Both the district court and the Ninth Circuit agreed that Montana would adopt the reasoning of State Farm Mutual Automobile Insurance Company v. Partridge, 10 Cal. 3d 94, 514 P.2d 123 (1973) which held that when injury is caused by both auto-related conduct and non-auto-related conduct, the insurer is not shielded from liability by exclusionary language in the insurance provision covering the non-auto-related conduct, if the non-auto-related conduct is a proximate cause of the injury. In Partridge, both the homeowners and automobile policies provided coverage for the accident. Under the Partridge analysis, the Ninth Circuit held that the general liability policies as well as the automobile policies provided coverage for the damages caused by the PCB contamination.

Claims submitted for coverage on behalf of insureds typically involve essentially the same set of issues. Claims are made against the insureds for alleged liability due to their transport of waste and unloading of same which causes property damage at the sites involved. The claims involve an “occurrence” as defined by the policies. The occurrence arose out of the insureds’ alleged transportation and unloading of waste materials through covered autos. Accordingly, based upon the policy language and applicable law, there is coverage under automobile liability policies for environmental claims arising out of the transportation and unloading of waste.

 

CONCLUSION


The analytical focus for a court in considering applicability of an automobile liability policy to an environmental claim is whether there is any causal relation between the use of the vehicle and the damages sustained by the third party. Courts have taken an expansive view of this issue and found coverage for transporter liability under automobile liability policies. Accordingly, policyholders should look to their automobile liability policies as well as their commercial general liability policies to pay for the cleanup of environmental contamination.


Notes

 



[i].  It is important to review the policies and determine whether there are any mutual exclusivity provisions in the policies which would prevent the insured from seeking coverage under both a CGL and an auto policy.

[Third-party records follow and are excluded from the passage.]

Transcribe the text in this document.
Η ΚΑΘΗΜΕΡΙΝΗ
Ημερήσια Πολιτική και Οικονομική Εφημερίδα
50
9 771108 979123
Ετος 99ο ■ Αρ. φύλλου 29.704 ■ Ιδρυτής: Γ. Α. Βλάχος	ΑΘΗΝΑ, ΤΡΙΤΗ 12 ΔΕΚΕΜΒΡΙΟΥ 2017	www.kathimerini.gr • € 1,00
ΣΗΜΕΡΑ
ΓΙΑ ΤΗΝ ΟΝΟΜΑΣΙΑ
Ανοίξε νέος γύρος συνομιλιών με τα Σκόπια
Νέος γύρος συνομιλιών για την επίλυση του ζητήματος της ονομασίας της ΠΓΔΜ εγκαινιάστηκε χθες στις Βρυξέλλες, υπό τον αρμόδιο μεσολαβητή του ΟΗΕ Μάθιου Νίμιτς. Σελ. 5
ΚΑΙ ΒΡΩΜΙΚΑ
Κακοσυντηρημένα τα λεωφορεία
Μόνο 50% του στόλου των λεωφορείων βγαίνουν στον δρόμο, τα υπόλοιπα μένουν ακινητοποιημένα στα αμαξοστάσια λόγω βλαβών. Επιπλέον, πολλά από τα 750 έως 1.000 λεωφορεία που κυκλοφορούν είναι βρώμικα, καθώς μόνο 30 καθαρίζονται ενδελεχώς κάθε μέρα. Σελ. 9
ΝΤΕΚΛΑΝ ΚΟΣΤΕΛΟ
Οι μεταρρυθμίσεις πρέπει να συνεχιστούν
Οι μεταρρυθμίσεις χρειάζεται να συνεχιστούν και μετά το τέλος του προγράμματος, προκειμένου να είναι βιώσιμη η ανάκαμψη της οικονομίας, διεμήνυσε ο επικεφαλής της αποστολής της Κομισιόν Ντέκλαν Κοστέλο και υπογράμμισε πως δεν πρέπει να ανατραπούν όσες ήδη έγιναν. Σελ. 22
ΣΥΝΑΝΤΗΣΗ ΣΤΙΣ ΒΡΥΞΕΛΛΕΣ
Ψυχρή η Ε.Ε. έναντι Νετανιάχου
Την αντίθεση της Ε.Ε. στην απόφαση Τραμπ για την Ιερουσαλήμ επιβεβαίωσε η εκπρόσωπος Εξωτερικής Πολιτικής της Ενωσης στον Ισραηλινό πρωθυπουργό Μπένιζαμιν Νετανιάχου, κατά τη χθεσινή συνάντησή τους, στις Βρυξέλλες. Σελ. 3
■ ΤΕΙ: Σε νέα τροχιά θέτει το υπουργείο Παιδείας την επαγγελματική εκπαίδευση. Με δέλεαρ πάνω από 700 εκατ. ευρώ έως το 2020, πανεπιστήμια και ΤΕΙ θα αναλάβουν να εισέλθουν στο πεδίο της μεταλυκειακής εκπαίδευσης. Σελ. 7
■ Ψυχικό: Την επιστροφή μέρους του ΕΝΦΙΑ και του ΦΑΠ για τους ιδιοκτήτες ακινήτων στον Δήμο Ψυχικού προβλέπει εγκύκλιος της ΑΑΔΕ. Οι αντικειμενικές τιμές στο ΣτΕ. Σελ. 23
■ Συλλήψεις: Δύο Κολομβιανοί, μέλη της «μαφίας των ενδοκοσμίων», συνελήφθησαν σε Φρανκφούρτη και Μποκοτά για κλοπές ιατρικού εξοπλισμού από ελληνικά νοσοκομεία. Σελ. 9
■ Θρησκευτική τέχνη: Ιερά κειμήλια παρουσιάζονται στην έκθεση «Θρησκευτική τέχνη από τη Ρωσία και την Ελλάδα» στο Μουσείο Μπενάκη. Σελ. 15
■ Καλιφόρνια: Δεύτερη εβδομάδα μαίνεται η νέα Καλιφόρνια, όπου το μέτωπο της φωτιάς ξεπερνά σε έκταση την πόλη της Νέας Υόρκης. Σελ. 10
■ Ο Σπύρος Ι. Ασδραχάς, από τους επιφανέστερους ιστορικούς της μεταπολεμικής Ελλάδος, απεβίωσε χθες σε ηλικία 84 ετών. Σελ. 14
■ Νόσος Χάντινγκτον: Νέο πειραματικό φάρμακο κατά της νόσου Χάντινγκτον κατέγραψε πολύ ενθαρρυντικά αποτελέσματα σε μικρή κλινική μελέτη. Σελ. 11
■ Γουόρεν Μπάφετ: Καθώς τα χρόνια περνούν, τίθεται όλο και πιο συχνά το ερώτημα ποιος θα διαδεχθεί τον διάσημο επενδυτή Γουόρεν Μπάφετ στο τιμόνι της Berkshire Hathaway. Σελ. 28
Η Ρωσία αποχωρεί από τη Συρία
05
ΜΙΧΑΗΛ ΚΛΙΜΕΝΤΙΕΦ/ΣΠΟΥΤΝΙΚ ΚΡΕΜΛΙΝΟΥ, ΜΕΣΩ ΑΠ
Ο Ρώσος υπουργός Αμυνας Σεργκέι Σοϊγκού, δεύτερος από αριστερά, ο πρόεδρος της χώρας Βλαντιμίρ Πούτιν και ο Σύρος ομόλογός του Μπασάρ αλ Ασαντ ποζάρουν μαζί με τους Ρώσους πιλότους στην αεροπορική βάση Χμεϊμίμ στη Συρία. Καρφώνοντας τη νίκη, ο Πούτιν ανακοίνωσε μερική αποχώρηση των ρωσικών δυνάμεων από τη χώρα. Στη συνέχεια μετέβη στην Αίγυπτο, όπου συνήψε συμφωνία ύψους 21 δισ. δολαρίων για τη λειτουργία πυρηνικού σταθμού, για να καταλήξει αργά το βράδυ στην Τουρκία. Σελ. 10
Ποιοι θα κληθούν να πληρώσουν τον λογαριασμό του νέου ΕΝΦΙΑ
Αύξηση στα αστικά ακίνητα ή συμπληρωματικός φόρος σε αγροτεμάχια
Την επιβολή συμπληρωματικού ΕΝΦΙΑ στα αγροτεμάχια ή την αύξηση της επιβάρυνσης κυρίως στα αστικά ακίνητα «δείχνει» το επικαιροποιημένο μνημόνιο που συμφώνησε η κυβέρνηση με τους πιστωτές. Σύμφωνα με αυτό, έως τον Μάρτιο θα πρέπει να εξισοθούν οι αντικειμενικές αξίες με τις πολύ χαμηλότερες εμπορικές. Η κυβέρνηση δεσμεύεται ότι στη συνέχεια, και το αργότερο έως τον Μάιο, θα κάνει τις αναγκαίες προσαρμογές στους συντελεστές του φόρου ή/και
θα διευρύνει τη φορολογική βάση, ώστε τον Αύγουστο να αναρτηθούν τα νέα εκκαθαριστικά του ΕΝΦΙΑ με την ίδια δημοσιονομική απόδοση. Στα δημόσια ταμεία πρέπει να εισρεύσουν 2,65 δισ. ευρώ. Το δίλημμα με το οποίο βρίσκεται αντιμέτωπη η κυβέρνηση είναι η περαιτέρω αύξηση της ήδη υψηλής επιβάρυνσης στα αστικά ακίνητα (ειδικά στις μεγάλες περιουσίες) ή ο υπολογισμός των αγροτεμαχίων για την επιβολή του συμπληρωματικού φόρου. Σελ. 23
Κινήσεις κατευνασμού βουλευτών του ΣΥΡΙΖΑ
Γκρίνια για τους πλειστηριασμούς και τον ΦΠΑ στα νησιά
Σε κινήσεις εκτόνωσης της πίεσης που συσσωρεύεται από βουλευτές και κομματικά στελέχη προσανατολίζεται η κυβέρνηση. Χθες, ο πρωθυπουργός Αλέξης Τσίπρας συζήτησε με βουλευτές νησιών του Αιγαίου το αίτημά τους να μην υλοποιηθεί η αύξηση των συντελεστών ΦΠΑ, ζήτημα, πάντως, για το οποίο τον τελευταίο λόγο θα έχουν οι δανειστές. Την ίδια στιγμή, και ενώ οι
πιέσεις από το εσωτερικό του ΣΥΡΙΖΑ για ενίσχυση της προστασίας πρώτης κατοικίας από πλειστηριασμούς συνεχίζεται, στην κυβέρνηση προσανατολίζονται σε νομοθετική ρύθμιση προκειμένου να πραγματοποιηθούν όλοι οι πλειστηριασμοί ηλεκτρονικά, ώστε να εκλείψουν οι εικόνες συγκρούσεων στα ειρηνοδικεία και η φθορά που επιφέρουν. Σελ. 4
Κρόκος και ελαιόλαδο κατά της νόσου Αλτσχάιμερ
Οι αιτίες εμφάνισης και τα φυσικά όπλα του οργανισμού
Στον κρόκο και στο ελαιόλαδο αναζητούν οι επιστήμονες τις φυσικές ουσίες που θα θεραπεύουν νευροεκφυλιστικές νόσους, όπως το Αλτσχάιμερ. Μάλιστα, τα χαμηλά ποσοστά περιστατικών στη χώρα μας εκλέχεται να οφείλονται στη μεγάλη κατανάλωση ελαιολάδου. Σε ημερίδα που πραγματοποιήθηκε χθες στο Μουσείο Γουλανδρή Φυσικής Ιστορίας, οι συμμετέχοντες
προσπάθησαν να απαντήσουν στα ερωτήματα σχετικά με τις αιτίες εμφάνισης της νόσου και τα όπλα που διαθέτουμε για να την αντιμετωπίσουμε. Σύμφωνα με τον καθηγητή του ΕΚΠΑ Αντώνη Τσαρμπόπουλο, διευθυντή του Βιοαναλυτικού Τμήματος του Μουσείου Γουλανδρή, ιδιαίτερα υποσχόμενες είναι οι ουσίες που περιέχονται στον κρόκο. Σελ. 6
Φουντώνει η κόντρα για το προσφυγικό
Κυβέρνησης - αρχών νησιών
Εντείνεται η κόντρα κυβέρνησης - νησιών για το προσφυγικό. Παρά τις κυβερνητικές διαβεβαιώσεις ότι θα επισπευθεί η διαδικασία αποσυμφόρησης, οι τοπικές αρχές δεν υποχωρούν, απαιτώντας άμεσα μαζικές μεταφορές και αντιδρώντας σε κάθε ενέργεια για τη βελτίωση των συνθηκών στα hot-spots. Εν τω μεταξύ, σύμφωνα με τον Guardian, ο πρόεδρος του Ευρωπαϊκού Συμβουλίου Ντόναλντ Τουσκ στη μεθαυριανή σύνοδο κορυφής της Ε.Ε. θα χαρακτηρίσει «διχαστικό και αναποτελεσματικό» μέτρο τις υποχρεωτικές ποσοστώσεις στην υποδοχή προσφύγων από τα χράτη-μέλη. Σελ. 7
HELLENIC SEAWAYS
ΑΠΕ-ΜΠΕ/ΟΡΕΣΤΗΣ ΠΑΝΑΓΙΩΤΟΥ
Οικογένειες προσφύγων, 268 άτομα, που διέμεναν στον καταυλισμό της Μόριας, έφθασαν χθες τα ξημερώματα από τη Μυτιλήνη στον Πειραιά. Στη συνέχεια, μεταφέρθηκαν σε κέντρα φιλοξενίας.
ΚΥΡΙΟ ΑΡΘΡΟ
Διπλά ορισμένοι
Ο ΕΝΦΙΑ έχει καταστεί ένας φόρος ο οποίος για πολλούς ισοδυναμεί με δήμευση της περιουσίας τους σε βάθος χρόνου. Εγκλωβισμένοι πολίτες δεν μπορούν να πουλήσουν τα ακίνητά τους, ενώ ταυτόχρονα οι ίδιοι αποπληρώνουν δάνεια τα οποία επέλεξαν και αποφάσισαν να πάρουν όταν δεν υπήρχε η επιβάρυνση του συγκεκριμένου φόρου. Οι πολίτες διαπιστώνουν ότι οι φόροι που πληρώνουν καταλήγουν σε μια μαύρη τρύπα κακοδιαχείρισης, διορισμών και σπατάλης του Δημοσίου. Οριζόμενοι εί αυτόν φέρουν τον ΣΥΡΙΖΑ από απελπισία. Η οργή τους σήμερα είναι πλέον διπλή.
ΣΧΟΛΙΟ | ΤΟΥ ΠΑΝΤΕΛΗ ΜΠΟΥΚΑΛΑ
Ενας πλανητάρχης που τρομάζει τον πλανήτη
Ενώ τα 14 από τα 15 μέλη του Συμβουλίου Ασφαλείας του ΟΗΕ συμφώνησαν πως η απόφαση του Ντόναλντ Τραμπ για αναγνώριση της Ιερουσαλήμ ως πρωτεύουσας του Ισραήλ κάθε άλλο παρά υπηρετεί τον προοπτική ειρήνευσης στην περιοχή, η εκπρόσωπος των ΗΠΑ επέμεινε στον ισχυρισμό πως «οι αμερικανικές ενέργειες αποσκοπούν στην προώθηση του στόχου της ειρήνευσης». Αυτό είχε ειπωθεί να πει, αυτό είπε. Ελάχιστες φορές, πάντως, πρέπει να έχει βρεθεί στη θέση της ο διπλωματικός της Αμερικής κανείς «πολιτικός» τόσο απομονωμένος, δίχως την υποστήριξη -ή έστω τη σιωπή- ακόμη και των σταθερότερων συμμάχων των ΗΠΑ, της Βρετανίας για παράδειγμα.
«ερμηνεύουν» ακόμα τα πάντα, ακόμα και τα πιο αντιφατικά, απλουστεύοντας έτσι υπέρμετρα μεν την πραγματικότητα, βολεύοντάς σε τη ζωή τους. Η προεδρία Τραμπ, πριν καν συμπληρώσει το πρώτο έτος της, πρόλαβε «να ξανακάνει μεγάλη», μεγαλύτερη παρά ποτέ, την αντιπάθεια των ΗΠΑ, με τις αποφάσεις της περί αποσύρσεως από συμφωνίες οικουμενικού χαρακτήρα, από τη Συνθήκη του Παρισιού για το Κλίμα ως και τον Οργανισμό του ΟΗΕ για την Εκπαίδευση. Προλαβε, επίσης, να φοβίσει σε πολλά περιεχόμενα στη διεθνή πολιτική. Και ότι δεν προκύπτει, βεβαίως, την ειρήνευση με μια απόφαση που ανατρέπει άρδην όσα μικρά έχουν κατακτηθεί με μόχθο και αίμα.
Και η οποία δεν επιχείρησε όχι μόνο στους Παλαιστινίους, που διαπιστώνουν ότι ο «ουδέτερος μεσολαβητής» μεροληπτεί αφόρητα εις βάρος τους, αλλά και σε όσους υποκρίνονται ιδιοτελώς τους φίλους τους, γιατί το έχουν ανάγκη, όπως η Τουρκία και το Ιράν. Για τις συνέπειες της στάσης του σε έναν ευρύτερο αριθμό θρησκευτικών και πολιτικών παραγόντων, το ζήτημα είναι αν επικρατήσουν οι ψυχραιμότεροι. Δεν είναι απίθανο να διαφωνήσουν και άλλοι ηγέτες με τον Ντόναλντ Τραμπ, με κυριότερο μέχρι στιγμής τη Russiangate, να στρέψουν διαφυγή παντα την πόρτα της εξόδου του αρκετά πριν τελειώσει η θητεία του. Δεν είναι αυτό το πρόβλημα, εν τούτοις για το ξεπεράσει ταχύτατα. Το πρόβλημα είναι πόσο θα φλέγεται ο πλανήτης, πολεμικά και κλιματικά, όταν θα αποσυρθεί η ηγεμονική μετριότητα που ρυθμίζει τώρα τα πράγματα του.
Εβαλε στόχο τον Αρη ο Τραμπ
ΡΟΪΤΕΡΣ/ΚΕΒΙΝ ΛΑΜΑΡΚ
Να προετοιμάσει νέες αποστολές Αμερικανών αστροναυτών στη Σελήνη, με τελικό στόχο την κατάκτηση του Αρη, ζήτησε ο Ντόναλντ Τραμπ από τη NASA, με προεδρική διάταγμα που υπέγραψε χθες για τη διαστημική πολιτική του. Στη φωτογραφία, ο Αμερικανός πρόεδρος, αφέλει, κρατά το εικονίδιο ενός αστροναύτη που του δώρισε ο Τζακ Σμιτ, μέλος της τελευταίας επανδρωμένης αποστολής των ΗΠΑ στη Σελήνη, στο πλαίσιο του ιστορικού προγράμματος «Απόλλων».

[ii].  Use of a vehicle includes loading and unloading. International Business Machines v. Truck Ins. Exchange, 2 Cal. 3d 1026, 474 P.2d 431 (1970). See also Union Mut. Fire Ins. Co. v. Commercial Union Ins. Co., 521 A.2d 308 (Me.1987) (Injury which occurred while an insured was removing shotgun from his automobile on hunting trip was covered under automobile policy as arising out of “ownership, maintenance or use” of automobile, since automobile was being used to transport insured and his companion on hunting trip and, incidental to that use, it was necessary, reasonable and foreseeable that weapons would be placed into and removed from the vehicle at some point).

[iii].  An exception is Waste Management of Carolinas, Inc. v. Peerless Insurance Company, 72 N.C.App. 80, 323 S.E.2d 726 (1984), rev’d on other grounds 315 N.C. 688 (1986). There, the court, with little analysis, relied on the “arising out of” language in the auto policy and held that there was no causal connection between the use of the Dempsey Dumpsters and the property damage.

[iv].  The United States CERCLA complaint did not assert allegations that the contamination of the soil or groundwater resulted from the use, maintenance, or operation of any motor vehicle. There was no allegation that any material was improperly transferred, shipped, hauled, or even handled. Therefore, the court did not find a duty to defend the United States’ CERCLA complaint under the automobile policies. The State of Michigan’s CERCLA complaint asserted allegations which linked the soil and groundwater contamination to the use, maintenance, or operation of motor vehicles. The court, as a result, found a duty to defend the State of Michigan CERCLA complaint under the automobile policies. It is fair to say, therefore, that had the United States’ CERCLA complaint been drafted to include allegations like those in the State of Michigan’s CERCLA complaint, the court would have found a duty to defend the United States CERCLA action under the automobile policies.